Gray describes herself as “a people person,” and said it is the people, both co-workers and customers, that have kept her dedicated to the work for more than five decades.

“When I talk (to the customers), I feed off of them,” Gray said, “They say when they have a bad day, I give them a good day, and I feel the same way about the customers, the other way around.”

But it is not just the customers who feed off of Gray’s positive attitude. Many of the younger servers who work with her describe Gray as a friend, as well, Henderson said. “I love that dynamic. She loves these kids, and these kids love her.”

Gray also appreciates the family dynamic at the restaurant. She said her managers at Perkins have always been flexible when she needed to tend to life outside the restaurant.

As Gray tells it, she has two families – her Perkins family, and her family outside the restaurant. Gray has one son, as well as five grandchildren and three great-grandchildren. Her son, now 56, was in first grade at Park Elementary when she started working at the restaurant. Her son no longer lives in the area, though she said her grandchildren do.

After doing something she has enjoyed for so long, Gray said it’s important for people to find a job they enjoy. That’s especially true of the restaurant business.

“It’s terrible when you have to (work) somewhere where you don’t really want to do it.” Gray said. “If you’re not really a people person, this is the wrong job for you.”

Both women joke that they don’t see Gray ever retiring from her position.

“I’m used to being active,” Gray said. “I’m blessed to still be able to do it.”

Growing up in Great Bend

Gray grew up in Great Bend as the youngest of nine children, one of six girls. Her father, Winfred Robinson, worked as a construction worker and a farmer, and her mother, Beulah, gave dance lessons to children in the community. Both of her parents were extremely active in the community, she recalls.

She joked that. as the youngest child, she got away with a lot.

Of her eight siblings, five are still living. One of her sisters, Edna Jones, still lives in Great Bend, and another lives in Hutchinson. Three of her siblings now reside in California – two sisters in Los Angeles, and a brother in Oakland.

Growing up, she attended Park Elementary School and what was then Roosevelt Junior High in Great Bend.
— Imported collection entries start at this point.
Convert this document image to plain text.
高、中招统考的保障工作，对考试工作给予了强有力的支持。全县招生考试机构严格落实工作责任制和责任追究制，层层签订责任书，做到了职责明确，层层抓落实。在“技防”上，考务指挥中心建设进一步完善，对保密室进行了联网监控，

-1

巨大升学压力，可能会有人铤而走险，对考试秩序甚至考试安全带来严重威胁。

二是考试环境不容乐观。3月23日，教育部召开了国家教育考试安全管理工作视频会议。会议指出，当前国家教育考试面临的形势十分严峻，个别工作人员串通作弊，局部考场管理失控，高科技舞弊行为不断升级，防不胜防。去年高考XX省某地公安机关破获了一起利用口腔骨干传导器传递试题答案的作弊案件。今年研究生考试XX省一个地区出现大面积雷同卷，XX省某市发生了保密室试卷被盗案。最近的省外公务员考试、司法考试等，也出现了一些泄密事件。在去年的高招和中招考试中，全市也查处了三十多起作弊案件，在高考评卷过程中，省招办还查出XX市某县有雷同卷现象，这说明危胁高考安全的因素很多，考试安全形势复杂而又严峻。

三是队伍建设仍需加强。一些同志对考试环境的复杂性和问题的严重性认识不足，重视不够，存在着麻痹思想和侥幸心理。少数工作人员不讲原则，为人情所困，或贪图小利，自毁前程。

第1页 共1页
As a student at Great Bend High School, Gray said she ran track and field and sang in the glee club. Music has always been a love of her’s, she said.

After graduating from Great Bend High School in 1966, Gray said she occasionally thought about doing other things for a living, but was always hesitant. But she has always enjoyed her time in the restaurant business.

She quips that she doesn’t do much outside of work, and that Perkins is her “second home.” She used to love to play bingo, and still likes working in her yard. She is also active in Myers Chapel A.M.E. Church in Great Bend, where she has attended her entire life.

As a trustee at the church, Gray for several years helped organize Juneteenth celebrations in Jack Kilby Square. The celebrations were discontinued a few years ago, because the church no longer had enough volunteers to help organize the event. “It was great, we used to have a great time doing it,” Gray said.

She also spent many years singing in the choir at church, again attributing that to her love of music. The ’50s and ’60s music that often plays at Perkins is one of the things she says she enjoys about working there.